Classifier
In this excercise, a lot of concepts will come together to form a basic classifier.
Problem Description
Build a CLI tool classifier for sequence classification of reads against a database. The output should be a .tsv file, containing the classification in sorted order. E.g., the database sequence with the best classification should be first in the list.
Expected command:
classifier --fastq <reads.fastq.gz> --db <db.fasta>.
Expected example output:
sequence_x 1.0
sequence y 0.95
sequence z 0.94
...
Where sequence_x was fully covered, sequence_y was 95% covered, etc. Define the score as 1.0 if 100% of the FracMinHash kmers from a sequence is contained in the reads.
Checklist
-
Implement FracMinHash generation for a given byte slice
&[u8]. - Generate FracMinHashes for all reads.
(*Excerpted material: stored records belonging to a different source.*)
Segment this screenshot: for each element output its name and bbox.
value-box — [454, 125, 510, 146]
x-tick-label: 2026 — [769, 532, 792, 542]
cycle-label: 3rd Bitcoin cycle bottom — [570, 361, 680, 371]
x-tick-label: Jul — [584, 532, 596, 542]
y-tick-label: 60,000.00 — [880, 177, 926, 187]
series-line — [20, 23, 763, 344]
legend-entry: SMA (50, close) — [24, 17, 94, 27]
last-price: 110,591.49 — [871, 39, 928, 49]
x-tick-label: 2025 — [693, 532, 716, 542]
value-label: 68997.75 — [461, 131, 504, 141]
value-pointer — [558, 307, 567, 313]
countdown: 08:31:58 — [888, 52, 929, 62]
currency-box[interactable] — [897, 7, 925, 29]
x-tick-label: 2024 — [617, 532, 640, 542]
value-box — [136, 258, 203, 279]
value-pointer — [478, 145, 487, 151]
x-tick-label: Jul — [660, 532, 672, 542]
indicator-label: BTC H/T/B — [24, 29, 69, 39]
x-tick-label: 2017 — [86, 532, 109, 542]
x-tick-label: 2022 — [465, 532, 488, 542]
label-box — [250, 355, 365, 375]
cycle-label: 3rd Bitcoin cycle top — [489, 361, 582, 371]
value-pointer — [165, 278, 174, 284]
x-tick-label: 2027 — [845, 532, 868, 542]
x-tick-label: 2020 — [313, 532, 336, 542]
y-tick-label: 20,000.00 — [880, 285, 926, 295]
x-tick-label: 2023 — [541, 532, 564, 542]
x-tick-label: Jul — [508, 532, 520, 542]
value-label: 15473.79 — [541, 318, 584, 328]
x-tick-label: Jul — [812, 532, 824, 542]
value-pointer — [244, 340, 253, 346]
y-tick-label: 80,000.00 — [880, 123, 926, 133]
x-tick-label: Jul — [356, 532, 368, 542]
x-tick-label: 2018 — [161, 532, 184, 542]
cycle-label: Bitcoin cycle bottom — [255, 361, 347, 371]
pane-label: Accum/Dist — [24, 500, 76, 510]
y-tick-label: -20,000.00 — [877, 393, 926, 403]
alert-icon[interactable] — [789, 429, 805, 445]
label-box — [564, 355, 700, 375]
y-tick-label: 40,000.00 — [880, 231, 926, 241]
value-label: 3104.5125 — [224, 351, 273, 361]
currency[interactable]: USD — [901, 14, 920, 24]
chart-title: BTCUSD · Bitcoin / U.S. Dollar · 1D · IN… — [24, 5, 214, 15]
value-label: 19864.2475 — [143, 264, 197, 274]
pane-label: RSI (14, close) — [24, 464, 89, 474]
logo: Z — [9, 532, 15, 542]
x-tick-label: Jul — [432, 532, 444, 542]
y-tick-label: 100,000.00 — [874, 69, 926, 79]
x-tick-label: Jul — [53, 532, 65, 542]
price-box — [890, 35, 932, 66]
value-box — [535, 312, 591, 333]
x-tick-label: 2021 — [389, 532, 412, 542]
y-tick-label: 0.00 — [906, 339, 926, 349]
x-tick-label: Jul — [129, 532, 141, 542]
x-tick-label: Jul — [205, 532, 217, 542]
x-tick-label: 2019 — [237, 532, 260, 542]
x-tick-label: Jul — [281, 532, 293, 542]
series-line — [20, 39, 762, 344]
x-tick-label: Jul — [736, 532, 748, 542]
- Calculate the score for each db sequence.
Suggested Rust Crates
- Clap - argument parsing.
- Needletail - reading fasta files.
Code Examples
- Take inspiration from code examples in this book.
Extra Credits
-
Only allow input files with extensions
.fasta,.fa,.fsa,.fnafor the database file and.fastq,.fastq.gzfor the reads. - Graceful error handling.
-
Replace
NeedletailwithBio+Rayonto enable multi-threading. -
Add a coverage metric to show the mean FracMinHash coverage for each sequence. Hint - don't use a
HashSet, but rather aHashMapto count the FracMinHash read kmers.